# Transferring activations from end of prompt and generating text

Trying on Agnes recipe scenario using both microsoft phi and gemma.

Contents:
- Create helper function
- Load model
- Create prompts
- Transfer activations
- Generate text

In [1]:
from taker import Model
from datetime import datetime
import json
from os.path import exists

  from .autonotebook import tqdm as notebook_tqdm


## Create helper function

In [2]:
import sys, os


class HiddenPrints:
    def __enter__(self):
        self._original_stdout = sys.stdout
        sys.stdout = open(os.devnull, "w")

    def __exit__(self, exc_type, exc_val, exc_tb):
        sys.stdout.close()
        sys.stdout = self._original_stdout

## Load model

In [3]:
model_name = "microsoft/phi-3-mini-4k-instruct"
# model_name = "google/gemma-2-2b-it"
m = Model(model_name, dtype="int4")

Loading checkpoint shards: 100%|██████████| 2/2 [00:03<00:00,  1.78s/it]
We detected that you are passing `past_key_values` as a tuple and this is deprecated and will be removed in v4.43. Please use an appropriate `Cache` class (https://huggingface.co/docs/transformers/v4.41.3/en/internal/generation_utils#transformers.Cache)
You are not running the flash-attention implementation, expect numerical differences.

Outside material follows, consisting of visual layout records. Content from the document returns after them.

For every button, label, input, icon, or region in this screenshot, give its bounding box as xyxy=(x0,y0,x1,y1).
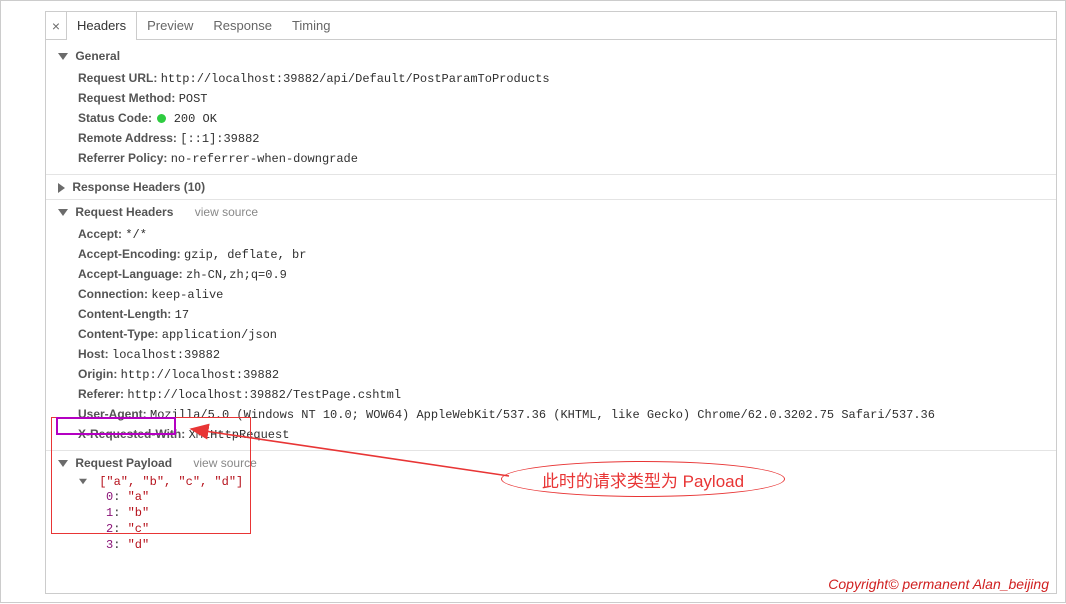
kv-referer: Referer: http://localhost:39882/TestPage… xyxy=(78,384,1056,404)
view-source-link[interactable]: view source xyxy=(195,205,258,219)
kv-host: Host: localhost:39882 xyxy=(78,344,1056,364)
tab-response[interactable]: Response xyxy=(203,12,282,39)
kv-content-length: Content-Length: 17 xyxy=(78,304,1056,324)
annotation-oval: 此时的请求类型为 Payload xyxy=(501,461,785,497)
tab-timing[interactable]: Timing xyxy=(282,12,341,39)
kv-label: Remote Address: xyxy=(78,131,177,145)
kv-request-method: Request Method: POST xyxy=(78,88,1056,108)
payload-value: "d" xyxy=(128,538,150,552)
section-header-general[interactable]: General xyxy=(58,46,1056,66)
section-general: General Request URL: http://localhost:39… xyxy=(46,44,1056,174)
copyright-text: Copyright© permanent Alan_beijing xyxy=(828,576,1049,592)
kv-value: */* xyxy=(125,228,147,242)
kv-value: gzip, deflate, br xyxy=(184,248,306,262)
kv-value: http://localhost:39882/TestPage.cshtml xyxy=(127,388,401,402)
kv-status-code: Status Code: 200 OK xyxy=(78,108,1056,128)
kv-remote-address: Remote Address: [::1]:39882 xyxy=(78,128,1056,148)
kv-value: http://localhost:39882/api/Default/PostP… xyxy=(161,72,550,86)
section-title: Response Headers (10) xyxy=(72,180,205,194)
section-title: Request Headers xyxy=(75,205,173,219)
annotation-text: 此时的请求类型为 Payload xyxy=(542,467,744,492)
annotation-magenta-box xyxy=(56,417,176,435)
section-title: General xyxy=(75,49,120,63)
kv-accept-encoding: Accept-Encoding: gzip, deflate, br xyxy=(78,244,1056,264)
general-list: Request URL: http://localhost:39882/api/… xyxy=(58,66,1056,172)
payload-item: 3: "d" xyxy=(106,537,1056,553)
kv-accept-language: Accept-Language: zh-CN,zh;q=0.9 xyxy=(78,264,1056,284)
kv-referrer-policy: Referrer Policy: no-referrer-when-downgr… xyxy=(78,148,1056,168)
collapse-icon xyxy=(58,53,68,60)
kv-label: Request URL: xyxy=(78,71,157,85)
tab-preview[interactable]: Preview xyxy=(137,12,203,39)
tab-headers[interactable]: Headers xyxy=(66,12,137,39)
kv-label: Accept-Language: xyxy=(78,267,183,281)
kv-label: Accept-Encoding: xyxy=(78,247,181,261)
section-header-request-headers[interactable]: Request Headers view source xyxy=(58,202,1056,222)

Loaded model 'microsoft/phi-3-mini-4k-instruct' with int4:
- Added 512 hooks across 32 layers




In [4]:
m.show_details()

 - n_layers : 32
 - d_model  : 3072
 - n_heads  : 32
 - d_head   : 96
 - d_mlp    : 8192


In [5]:
idlist = m.get_ids(".\n\n").squeeze().tolist()
print(idlist)
print(m.tokenizer.convert_ids_to_tokens(idlist))

idlist = m.get_ids("Sunday dinners.\n\n").squeeze().tolist()
print(idlist)
print(m.tokenizer.convert_ids_to_tokens(idlist))

idlist = m.get_ids("." * 16 * 5).squeeze().tolist()
print(idlist)
print(m.tokenizer.convert_ids_to_tokens(idlist))

idlist = m.get_ids("." * (16 * 5 + 1)).squeeze().tolist()
print(idlist)
print(m.tokenizer.convert_ids_to_tokens(idlist))

# for gemma
# idlist = m.get_ids("." * 16 * 5).squeeze().tolist()
# print(idlist)
# print(m.tokenizer.convert_ids_to_tokens(idlist))

# idlist = m.get_ids("." * (16 * 5 + 1)).squeeze().tolist()
# print(idlist)
# print(m.tokenizer.convert_ids_to_tokens(idlist))

# idlist = m.get_ids("@" * 8 * 5).squeeze().tolist()
# print(idlist)
# print(m.tokenizer.convert_ids_to_tokens(idlist))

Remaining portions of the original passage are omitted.